Agora, porém, que estou cá do outro lado da vida, posso confessar tudo: o que me influiu principalmente
foi o gosto de ver impressas nos jornais, mostradores, folhetos, esquinas, e enfim nas caixinhas do remédio,
estas três palavras: Em plasto Brás Cubas. Para que negá-lo? Eu tinha a paixão do arruído, do cartaz, do foguete
de lágrimas. Talvez os modestos me arguam esse defeito; fio, porém, que esse talento me hão de reconhecer os
hábeis. Assim, a minha ideia trazia duas faces, como as medalhas, uma virada
para o público, outra para mim. De um lado, filantropia e lucro; de outro lado,
sede de nomeada. Digamos: — amor da glória.

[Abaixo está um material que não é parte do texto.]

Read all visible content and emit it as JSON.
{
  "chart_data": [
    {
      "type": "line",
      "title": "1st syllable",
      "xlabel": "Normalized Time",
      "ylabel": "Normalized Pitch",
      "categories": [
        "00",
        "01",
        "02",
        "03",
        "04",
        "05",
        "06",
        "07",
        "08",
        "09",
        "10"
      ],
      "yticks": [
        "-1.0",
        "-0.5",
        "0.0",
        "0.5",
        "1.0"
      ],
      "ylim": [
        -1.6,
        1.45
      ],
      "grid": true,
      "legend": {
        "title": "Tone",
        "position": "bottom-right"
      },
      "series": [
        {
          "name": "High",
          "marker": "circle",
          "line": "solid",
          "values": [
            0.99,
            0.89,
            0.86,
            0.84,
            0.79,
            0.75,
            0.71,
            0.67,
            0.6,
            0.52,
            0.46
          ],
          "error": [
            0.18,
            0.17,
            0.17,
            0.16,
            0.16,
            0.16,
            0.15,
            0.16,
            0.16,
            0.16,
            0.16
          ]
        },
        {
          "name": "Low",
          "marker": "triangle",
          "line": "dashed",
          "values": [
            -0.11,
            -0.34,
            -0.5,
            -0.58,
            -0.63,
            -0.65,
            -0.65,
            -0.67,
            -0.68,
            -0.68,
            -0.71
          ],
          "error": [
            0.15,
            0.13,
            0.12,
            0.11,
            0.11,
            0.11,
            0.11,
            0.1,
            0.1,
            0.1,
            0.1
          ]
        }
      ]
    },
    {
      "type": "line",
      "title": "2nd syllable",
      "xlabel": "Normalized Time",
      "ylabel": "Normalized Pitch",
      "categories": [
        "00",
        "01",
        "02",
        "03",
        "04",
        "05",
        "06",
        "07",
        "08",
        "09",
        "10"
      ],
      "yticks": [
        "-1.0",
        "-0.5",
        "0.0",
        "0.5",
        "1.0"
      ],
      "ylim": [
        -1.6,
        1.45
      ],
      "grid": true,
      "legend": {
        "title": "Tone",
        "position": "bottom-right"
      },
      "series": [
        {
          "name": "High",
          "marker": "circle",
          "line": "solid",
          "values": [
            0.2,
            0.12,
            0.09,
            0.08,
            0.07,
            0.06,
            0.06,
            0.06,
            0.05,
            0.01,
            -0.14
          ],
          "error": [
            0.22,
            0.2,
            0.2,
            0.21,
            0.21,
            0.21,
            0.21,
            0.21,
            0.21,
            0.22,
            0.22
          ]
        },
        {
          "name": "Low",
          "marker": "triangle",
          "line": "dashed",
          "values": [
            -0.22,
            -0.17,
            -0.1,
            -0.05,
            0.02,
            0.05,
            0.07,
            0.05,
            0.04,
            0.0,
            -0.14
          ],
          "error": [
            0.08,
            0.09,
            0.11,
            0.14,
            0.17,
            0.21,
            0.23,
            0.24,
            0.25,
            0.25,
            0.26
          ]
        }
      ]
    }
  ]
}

Um tio meu, cônego de
prebenda inteira, costumava dizer que o amor da glória temporal era a perdição
das almas, que só devem cobiçar a glória eterna. Ao que retorquia outro tio,
oficial de um dos antigos terços de infantaria, que o amor da glória era a cousa
mais verdadeiramente humana que há no homem, e, conseguintemente, a sua
mais genuína feição. Decida o leitor entre o militar e o cônego; eu volto ao
emplasto.
ASSIS, Machado de. Memórias póstumas de Brás Cubas. In: COUTINHO, Afrânio (org.).
Machado de Assis: obra completa. Rio de Janeiro: Nova Aguilar, 1992. v. 1.
(Fragmento).

16. No segundo parágrafo do capítulo II de Memórias póstumas, o narrador fornece algumas justificativas para
a criação do medicamento.

a) Segundo Brás Cubas, que benefícios para a humanidade traria a invenção do emplasto?
b) Como o defunto-autor justifica ao governo a importância do emplasto?
c) Que argumento apresenta a seus amigos para justificar essa invenção?
d) O que, finalmente, Brás Cubas confessa sobre os propósitos da criação do emplasto?
e) O que explica que essa confissão demore a ser feita?

17. Brás Cubas expõe as opiniões de seus dois tios sobre o “amor da glória”, ou seja, o desejo humano de fama
e poder.

a) Que opiniões são essas?


b) Que relação podemos estabelecer entre as profissões dos tios do narrador e as ideias que defendem?